Smartphones have become cheap enough that most of the world now has one.
The effect of smartphones has been different: it is creating two cultures,
but not based on connectivity to the Internet (which is now virtually
universal), rather based on the preferred device for accessing the Internet.
People who tend to use a computer of some sort with a decent screen, a
decent keyboard and office tools like a word processor, are more likely to
read long articles and even books, browse extensively, write and read long
emails, engage in lengthy discussions with near and remote parties. In other
words, they tend to be "literate".
People who tend to use a phone to access the Internet (small screen,
slow speed), don't read long articles, don't browse beyond the first search
result, mainly click that they like someone's picture or post, mostly
communicate via short text messages, don't engage in lengthy discussions.
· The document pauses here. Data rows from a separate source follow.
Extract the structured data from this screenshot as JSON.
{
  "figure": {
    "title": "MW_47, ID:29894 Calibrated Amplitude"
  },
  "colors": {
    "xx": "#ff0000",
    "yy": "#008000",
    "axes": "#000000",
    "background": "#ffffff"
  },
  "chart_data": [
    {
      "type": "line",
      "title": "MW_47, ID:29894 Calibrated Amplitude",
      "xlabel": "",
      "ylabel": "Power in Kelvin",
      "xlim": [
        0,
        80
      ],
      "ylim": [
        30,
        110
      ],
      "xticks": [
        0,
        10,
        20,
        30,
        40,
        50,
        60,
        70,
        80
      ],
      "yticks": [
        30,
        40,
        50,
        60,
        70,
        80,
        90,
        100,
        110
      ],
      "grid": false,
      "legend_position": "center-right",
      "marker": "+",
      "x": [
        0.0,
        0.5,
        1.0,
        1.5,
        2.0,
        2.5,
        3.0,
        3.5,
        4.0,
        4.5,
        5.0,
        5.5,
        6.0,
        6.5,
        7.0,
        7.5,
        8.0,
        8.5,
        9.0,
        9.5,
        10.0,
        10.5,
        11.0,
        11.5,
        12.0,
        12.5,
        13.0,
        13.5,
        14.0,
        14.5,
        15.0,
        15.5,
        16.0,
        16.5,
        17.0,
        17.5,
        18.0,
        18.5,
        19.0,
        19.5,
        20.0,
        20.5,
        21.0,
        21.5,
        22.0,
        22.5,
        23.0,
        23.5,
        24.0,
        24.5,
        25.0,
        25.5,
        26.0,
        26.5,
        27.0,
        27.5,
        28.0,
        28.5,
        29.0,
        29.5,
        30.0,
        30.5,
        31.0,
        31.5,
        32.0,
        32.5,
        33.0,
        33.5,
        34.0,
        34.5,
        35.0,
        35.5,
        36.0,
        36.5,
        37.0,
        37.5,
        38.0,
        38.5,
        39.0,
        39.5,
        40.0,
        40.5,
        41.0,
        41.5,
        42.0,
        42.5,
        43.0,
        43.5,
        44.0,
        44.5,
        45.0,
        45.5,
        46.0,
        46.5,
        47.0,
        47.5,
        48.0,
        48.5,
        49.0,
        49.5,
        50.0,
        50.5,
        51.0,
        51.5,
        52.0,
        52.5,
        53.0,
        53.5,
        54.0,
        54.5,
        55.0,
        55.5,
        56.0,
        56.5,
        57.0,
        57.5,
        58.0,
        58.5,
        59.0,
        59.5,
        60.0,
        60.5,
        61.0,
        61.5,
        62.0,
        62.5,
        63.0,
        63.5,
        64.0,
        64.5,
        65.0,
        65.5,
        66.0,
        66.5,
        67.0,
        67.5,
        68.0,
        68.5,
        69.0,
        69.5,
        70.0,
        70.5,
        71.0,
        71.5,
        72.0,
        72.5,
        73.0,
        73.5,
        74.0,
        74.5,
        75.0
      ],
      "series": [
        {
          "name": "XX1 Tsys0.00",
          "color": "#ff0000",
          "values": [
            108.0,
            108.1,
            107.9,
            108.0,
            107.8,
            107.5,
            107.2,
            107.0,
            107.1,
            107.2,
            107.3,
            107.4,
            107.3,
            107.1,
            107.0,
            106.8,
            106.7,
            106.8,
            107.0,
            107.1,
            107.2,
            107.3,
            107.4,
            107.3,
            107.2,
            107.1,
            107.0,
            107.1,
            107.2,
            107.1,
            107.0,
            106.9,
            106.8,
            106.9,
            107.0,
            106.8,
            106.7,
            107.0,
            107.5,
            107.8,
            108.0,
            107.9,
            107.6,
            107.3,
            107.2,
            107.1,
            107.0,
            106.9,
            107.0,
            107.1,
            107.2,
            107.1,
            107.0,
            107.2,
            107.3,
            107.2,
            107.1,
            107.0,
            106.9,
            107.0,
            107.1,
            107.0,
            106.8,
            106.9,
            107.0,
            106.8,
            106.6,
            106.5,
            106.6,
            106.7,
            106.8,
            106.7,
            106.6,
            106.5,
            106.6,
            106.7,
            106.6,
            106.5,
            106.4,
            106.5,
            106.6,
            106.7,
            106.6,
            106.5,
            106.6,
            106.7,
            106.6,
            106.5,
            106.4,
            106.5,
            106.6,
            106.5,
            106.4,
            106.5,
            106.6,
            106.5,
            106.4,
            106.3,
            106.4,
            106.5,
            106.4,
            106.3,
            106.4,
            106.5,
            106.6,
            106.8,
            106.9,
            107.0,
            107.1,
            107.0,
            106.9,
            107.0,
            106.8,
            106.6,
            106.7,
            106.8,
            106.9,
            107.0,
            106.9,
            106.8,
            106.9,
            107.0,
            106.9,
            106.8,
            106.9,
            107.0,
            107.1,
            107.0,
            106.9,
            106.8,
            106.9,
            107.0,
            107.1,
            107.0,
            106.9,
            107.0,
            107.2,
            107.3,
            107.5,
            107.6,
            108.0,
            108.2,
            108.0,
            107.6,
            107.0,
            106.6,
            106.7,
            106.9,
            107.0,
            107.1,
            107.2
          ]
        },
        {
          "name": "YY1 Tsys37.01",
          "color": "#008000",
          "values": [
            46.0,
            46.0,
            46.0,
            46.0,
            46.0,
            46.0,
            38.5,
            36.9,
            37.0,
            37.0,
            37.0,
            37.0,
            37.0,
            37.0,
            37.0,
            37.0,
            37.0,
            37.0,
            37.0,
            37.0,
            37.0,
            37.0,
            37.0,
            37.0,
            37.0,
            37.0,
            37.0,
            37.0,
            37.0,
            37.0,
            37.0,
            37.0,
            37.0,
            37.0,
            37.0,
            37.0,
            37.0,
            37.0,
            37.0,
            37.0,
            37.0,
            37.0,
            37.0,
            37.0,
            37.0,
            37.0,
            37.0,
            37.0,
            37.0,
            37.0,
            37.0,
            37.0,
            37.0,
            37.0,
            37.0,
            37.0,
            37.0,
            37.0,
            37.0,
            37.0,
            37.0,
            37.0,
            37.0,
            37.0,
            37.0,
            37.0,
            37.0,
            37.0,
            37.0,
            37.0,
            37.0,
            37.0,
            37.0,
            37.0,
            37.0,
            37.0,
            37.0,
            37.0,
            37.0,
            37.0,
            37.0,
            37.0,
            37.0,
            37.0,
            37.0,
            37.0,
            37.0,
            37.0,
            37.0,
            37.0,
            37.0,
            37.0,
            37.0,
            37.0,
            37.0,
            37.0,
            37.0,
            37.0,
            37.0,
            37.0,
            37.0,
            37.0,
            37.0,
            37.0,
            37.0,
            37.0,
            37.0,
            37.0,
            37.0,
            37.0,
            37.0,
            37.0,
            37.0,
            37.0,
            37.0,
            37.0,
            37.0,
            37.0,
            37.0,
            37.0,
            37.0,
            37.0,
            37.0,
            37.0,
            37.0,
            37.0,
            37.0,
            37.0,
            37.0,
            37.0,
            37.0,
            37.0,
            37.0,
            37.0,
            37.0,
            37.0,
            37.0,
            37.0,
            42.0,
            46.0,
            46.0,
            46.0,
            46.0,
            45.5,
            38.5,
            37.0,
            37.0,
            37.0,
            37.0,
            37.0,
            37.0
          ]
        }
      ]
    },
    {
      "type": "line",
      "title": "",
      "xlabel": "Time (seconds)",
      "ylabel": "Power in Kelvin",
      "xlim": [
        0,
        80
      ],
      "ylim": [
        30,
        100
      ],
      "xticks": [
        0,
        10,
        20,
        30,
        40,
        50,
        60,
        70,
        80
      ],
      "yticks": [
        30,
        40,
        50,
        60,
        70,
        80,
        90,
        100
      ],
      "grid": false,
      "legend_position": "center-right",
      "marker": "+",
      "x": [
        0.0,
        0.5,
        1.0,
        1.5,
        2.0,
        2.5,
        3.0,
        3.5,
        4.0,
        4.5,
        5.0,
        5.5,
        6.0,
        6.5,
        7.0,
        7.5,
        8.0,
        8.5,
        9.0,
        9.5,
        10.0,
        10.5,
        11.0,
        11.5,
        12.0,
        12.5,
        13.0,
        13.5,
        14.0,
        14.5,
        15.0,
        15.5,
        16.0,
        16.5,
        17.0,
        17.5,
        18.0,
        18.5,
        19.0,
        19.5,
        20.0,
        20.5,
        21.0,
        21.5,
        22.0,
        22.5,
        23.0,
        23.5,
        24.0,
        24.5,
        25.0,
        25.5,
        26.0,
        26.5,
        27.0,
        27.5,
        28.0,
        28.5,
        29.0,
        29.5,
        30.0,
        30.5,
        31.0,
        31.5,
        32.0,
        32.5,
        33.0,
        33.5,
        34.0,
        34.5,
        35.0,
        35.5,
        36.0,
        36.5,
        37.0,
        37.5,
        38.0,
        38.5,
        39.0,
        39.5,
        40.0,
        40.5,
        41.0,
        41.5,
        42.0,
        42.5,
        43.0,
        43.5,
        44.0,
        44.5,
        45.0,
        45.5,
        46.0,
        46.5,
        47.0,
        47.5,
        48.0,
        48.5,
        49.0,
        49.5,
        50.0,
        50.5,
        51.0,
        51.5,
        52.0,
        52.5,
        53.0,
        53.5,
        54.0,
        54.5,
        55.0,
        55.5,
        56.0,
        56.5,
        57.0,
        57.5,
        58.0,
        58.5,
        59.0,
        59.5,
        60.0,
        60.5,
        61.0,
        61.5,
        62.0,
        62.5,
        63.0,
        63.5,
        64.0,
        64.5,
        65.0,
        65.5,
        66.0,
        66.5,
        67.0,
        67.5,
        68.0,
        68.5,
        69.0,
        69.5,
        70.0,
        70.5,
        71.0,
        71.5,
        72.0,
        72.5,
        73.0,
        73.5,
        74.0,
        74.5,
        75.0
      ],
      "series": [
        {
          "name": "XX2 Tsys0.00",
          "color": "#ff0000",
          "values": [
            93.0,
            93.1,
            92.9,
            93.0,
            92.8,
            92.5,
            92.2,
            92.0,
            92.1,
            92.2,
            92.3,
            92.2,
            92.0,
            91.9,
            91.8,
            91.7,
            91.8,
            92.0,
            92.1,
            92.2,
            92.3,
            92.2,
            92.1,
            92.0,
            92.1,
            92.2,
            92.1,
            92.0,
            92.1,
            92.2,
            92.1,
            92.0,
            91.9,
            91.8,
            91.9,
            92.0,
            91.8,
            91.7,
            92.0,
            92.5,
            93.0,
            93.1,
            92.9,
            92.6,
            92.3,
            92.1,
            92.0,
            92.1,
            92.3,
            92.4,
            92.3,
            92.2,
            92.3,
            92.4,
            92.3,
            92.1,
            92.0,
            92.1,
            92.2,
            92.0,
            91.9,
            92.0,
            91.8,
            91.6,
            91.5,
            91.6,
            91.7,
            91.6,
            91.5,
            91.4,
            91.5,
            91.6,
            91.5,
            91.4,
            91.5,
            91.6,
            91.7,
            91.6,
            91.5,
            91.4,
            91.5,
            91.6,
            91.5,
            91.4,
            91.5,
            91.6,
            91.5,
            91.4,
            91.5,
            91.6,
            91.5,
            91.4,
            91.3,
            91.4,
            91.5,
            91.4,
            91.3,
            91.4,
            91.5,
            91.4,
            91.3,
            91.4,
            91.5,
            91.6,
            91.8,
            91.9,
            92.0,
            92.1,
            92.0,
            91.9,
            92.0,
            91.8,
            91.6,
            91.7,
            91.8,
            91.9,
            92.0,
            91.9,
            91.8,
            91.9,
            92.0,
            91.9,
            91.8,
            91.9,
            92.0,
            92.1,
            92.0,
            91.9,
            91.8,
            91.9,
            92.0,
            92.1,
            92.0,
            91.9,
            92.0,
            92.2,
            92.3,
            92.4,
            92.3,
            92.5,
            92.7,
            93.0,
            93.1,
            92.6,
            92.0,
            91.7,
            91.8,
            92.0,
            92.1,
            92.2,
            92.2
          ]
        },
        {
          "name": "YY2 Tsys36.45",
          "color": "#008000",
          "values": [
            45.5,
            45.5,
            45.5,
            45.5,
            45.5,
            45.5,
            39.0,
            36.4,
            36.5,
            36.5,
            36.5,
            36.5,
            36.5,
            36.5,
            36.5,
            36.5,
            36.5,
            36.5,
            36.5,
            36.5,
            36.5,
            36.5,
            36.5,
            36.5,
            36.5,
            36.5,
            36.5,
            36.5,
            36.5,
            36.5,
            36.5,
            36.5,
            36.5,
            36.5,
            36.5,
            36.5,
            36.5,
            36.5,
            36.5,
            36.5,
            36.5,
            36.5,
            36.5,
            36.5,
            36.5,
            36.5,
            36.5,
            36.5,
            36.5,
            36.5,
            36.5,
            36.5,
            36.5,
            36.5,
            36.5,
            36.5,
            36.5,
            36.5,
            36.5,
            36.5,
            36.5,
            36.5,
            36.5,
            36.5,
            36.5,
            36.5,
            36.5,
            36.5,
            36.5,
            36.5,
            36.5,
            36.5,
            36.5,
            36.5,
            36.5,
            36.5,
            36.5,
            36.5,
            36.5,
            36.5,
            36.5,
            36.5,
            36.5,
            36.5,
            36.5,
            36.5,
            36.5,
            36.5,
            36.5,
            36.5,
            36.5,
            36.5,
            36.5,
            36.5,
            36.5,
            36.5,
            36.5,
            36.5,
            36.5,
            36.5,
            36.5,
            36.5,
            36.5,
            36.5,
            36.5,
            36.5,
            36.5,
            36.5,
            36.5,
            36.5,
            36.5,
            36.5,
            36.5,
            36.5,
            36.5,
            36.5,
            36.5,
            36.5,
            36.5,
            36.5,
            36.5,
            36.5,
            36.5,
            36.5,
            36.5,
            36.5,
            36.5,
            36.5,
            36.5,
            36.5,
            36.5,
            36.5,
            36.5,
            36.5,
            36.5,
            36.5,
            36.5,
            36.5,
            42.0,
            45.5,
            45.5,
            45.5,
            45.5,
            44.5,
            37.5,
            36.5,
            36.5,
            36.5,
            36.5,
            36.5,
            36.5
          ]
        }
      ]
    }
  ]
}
In
other words, they tend to be "illiterate".
(If i texted this discussion to one such person, s/he would simply reply
"agreed! how r u? - Sent from my smartphone": they don't even know that one
may be discussing their habits, because that's too long of a discussion to
enter on the small screen and the small keyboard of a device whose batteries
die quickly)
The propensity to read/write deeper thoughts does not precede but
follows the choice of device. If you are exposed to poets every day, you'll
tend to read and write poetry. If you are exposed to newspapers every day,
you'll tend to read the stories. If you are exposed to smartphones every day
, you'll tend to text. If you tend to text and skim the surface of the
Internet, you indirectly shape your mind to only deal with superficial
matters.
Whether a cause or an effect, heavy smartphone users also tend to belong
to the category of people who don't read books, and don't subscribe to
magazines/newspapers (regardless of income, race, nationality and age group)
. Therefore there is no major ulterior source of information on world
affairs. Documentaries might be their main source of information on world
affairs because smartphones still have not replaced the movie-on-demand
services that require a tv set (a large screen) to watch the movie.
Specialized blogs might be the second most important source of information.
Members of the smartphone subculture (regardless of whether they come
from affluent families or not and regardless of their education) have no
time for politics, poetry, philosophy, etc .
For example, social media used to be platforms to have (heated)
discussions about all sorts of topics, but now the postings and the comments
to those posts tend to be cryptic (and misspelled) one-line sentences
In terms of interpersonal communications the smartphone also ends up
causing a regression to the pre-email age: if you want to have a lengthy
discussion with someone, you'd better do it over the phone. Texting won't do
it: too difficult to exchange lengthy thoughts. De facto this marks a
return to the age of the phone conversation, before email took off in the
1990s.
The smartphone user tends to conceive the Internet as a tool to find
restaurants and gas stations, not as a post-telephone communication tool.
This marks a return to the Internet of the 1970s that was used (outside of
work/research) to find very basic information.
Not coincidentally, the smartphone is often used to play music in a mode
that is lo-fi compared with the hi-fi equipment that has been available
since the 1980s. This too marks a return to the quality of the old
transistor radios and early cassette players.
Typing skills that had become essential in the 1990s are rapidly being
lost in favor of "thumbing" on the tiny keyboards of the smartphone
Virtually none of the users of smartphones and various kinds of
computers now knows how a computer works, what a transistor is and why it
has to be made of silicon, facts that had become mandatory knowledge two
generations earlier
Literacy used to be roughly determined by proximity to wealth and
education, now it is determined by penetration of one specific technology,
which might actually be higher in (wealthy and highly-educated) high-tech
centers like Silicon Valley than in provincial towns.